DADA121/qwen2.5-0.5b-math-sft-new
TEXT GENERATIONConcurrency Cost:1Model Size:0.5BQuant:BF16Ctx Length:32kPublished:Apr 11, 2026Architecture:Transformer Cold

DADA121/qwen2.5-0.5b-math-sft-new is a 0.5 billion parameter language model based on the Qwen2.5 architecture, fine-tuned for mathematical tasks. With a context length of 32768 tokens, this model is designed for specialized applications requiring numerical reasoning and problem-solving capabilities. It aims to provide enhanced performance in mathematical domains compared to general-purpose language models of similar size.

Loading preview...

Model Overview

The DADA121/qwen2.5-0.5b-math-sft-new is a compact 0.5 billion parameter language model built upon the Qwen2.5 architecture. This model has undergone supervised fine-tuning (SFT) specifically to enhance its performance in mathematical reasoning and problem-solving tasks.
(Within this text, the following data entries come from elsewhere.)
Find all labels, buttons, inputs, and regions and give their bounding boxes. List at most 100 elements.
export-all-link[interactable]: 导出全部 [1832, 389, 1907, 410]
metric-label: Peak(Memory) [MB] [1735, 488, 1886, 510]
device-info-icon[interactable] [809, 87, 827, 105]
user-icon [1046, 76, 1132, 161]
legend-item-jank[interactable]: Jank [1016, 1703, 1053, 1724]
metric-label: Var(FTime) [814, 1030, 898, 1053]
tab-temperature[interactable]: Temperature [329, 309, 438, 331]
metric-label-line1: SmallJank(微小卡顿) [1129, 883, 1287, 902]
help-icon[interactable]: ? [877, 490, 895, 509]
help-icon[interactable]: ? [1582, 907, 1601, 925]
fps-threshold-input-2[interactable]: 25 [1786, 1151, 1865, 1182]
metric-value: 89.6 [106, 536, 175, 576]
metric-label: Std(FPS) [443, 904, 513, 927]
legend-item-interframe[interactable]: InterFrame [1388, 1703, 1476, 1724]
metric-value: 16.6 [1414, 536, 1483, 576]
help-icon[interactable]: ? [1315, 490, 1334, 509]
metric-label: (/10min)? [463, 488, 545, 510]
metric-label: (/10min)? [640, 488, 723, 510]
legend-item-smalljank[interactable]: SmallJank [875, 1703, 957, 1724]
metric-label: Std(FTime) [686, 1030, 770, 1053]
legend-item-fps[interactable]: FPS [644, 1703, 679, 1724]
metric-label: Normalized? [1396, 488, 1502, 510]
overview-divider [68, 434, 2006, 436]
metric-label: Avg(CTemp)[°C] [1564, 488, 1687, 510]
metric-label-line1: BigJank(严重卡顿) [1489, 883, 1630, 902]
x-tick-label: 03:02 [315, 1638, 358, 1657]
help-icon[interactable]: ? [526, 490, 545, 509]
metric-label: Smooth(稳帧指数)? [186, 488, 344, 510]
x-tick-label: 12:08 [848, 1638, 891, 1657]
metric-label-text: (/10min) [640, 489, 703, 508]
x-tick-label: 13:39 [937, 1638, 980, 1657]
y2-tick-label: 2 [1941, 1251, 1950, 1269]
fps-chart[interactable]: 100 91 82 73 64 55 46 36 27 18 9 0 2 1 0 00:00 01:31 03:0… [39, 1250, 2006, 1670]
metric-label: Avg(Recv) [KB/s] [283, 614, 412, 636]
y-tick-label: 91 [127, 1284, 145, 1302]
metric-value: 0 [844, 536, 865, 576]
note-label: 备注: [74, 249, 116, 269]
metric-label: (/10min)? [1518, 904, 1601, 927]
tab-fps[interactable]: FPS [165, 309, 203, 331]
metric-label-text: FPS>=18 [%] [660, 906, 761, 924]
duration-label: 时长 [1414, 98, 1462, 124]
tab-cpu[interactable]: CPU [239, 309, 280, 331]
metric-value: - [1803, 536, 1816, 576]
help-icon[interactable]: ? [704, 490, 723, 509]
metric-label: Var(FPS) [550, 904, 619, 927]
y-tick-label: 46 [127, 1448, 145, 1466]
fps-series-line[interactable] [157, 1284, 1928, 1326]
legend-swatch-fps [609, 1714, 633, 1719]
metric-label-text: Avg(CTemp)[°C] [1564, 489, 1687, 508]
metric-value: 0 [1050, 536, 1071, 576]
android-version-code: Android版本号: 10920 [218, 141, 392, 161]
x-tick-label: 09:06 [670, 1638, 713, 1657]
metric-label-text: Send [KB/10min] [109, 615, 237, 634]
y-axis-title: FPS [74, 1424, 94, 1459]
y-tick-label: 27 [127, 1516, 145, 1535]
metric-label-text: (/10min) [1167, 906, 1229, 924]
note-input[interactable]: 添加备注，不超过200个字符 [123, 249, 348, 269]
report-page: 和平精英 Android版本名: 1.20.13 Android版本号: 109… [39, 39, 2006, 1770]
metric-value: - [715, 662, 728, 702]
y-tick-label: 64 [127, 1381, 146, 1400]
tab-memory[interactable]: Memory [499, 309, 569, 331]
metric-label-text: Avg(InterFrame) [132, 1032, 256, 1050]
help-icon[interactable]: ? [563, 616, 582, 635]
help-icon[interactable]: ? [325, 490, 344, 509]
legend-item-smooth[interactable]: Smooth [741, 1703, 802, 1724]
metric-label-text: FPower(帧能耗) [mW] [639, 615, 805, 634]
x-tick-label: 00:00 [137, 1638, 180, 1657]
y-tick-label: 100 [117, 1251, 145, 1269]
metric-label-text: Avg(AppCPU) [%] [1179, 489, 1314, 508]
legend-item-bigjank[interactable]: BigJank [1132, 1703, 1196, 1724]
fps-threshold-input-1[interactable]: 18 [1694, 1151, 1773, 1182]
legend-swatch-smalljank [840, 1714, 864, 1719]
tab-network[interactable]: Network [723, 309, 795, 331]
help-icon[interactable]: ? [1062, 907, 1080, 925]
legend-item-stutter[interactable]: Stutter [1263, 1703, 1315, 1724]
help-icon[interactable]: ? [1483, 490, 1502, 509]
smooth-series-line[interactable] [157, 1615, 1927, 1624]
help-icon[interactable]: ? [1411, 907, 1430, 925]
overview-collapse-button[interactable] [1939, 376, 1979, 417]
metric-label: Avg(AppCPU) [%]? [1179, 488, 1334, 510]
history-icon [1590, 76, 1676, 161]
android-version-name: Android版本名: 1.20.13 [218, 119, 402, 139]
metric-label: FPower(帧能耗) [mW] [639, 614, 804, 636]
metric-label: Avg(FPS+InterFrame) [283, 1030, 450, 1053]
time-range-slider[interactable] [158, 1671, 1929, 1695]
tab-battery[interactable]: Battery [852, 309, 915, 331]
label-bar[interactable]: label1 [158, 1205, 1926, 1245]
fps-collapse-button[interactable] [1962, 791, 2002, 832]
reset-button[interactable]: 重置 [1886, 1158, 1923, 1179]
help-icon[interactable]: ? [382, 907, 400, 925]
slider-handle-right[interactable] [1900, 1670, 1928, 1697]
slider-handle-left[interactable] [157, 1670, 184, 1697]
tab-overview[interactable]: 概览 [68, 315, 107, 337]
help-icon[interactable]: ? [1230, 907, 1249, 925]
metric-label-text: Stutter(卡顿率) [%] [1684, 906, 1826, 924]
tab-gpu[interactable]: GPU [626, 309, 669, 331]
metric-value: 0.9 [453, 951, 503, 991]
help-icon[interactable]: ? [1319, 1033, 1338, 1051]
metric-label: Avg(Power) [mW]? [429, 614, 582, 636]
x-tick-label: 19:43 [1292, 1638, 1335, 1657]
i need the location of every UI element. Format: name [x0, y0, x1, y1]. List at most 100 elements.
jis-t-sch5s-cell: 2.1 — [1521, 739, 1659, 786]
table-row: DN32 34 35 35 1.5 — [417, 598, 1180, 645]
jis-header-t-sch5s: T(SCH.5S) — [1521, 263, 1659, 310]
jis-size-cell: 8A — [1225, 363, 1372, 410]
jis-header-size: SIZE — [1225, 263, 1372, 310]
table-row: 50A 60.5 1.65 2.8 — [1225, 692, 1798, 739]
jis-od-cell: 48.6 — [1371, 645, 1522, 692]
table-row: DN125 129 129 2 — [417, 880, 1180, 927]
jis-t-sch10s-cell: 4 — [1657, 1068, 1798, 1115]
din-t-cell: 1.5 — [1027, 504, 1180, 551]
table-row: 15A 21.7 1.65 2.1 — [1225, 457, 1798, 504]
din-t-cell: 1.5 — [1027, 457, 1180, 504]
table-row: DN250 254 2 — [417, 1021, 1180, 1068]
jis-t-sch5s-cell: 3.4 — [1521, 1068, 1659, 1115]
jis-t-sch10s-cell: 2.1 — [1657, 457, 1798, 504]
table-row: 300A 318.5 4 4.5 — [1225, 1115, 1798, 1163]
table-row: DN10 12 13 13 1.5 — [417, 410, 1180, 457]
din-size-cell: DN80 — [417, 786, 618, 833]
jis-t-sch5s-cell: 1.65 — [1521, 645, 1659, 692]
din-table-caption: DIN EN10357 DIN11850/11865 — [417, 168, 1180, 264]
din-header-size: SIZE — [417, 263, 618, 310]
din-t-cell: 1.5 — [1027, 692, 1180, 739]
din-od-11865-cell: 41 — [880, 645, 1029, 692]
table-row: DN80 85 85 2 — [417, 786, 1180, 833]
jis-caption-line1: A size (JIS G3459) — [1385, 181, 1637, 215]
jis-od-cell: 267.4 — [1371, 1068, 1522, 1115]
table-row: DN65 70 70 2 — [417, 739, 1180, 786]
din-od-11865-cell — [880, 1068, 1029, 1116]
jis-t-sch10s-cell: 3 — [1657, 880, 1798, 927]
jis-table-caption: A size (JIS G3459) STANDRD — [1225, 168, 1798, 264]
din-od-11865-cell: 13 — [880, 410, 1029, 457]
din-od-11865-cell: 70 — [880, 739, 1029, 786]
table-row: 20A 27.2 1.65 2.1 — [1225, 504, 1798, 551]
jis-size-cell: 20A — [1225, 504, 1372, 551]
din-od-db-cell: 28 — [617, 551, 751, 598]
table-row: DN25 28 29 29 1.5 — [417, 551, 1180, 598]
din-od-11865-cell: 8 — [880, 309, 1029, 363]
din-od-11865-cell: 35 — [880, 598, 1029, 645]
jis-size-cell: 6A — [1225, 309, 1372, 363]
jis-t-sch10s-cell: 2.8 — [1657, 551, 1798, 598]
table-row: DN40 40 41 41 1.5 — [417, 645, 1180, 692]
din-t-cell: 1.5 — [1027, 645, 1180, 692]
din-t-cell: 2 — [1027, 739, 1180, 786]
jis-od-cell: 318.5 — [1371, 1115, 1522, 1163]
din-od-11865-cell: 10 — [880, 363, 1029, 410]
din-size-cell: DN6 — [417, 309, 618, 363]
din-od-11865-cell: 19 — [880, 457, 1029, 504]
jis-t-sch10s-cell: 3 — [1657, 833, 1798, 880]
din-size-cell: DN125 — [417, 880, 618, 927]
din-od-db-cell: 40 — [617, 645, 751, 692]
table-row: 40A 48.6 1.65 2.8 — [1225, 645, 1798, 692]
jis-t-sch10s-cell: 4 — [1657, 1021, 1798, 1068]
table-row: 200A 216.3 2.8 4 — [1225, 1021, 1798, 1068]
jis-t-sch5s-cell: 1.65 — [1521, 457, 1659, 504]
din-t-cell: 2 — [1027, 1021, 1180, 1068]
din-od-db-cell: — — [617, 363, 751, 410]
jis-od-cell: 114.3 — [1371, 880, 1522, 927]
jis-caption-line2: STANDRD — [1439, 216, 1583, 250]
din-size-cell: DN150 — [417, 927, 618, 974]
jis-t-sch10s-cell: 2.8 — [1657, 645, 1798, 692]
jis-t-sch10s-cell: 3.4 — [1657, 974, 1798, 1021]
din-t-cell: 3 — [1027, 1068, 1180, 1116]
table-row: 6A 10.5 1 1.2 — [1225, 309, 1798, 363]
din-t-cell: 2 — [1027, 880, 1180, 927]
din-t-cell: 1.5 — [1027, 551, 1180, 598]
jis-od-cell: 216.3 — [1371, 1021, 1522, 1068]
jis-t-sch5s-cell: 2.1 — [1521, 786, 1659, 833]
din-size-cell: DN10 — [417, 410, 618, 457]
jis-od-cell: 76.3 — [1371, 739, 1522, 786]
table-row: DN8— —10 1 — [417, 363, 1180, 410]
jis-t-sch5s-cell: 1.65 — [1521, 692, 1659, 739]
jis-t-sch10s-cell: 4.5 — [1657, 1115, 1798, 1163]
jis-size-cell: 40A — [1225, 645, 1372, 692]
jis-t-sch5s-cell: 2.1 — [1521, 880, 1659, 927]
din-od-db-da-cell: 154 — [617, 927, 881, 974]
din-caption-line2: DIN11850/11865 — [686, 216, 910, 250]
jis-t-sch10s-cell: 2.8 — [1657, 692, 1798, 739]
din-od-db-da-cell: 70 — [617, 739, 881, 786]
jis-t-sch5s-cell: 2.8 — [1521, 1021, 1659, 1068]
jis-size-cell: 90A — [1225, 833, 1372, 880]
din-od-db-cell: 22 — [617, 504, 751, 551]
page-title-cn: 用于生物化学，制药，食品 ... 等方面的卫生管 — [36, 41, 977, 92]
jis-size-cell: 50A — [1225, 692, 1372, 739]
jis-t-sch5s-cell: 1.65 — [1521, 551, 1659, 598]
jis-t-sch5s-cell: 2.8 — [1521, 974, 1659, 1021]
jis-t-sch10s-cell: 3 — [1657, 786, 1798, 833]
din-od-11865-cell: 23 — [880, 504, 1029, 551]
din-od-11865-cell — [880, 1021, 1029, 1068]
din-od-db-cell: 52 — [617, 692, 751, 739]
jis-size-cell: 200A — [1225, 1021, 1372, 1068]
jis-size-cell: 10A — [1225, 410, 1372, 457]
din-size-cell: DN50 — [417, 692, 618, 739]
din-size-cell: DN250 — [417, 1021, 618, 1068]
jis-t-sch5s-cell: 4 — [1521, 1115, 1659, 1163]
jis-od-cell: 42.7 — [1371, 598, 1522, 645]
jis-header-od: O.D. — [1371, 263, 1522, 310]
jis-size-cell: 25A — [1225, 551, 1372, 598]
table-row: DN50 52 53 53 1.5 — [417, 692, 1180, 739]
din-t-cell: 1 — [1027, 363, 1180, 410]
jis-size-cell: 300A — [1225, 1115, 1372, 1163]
It features a substantial context window of 32768 tokens, allowing it to process longer mathematical problems and related textual information.

Key Capabilities

  • Mathematical Task Specialization: Fine-tuned to excel in mathematical contexts, suggesting improved accuracy and understanding for numerical problems.
  • Extended Context Window: Supports a 32768-token context length, beneficial for complex multi-step mathematical problems or data-rich inputs.
  • Compact Size: At 0.5 billion parameters, it offers a smaller footprint for deployment while focusing on a specialized domain.

Good For

  • Applications requiring a dedicated model for mathematical computations and reasoning.
  • Scenarios where a smaller, specialized model is preferred over larger, general-purpose LLMs for efficiency.
  • Tasks involving processing and generating responses for mathematical queries within a long context.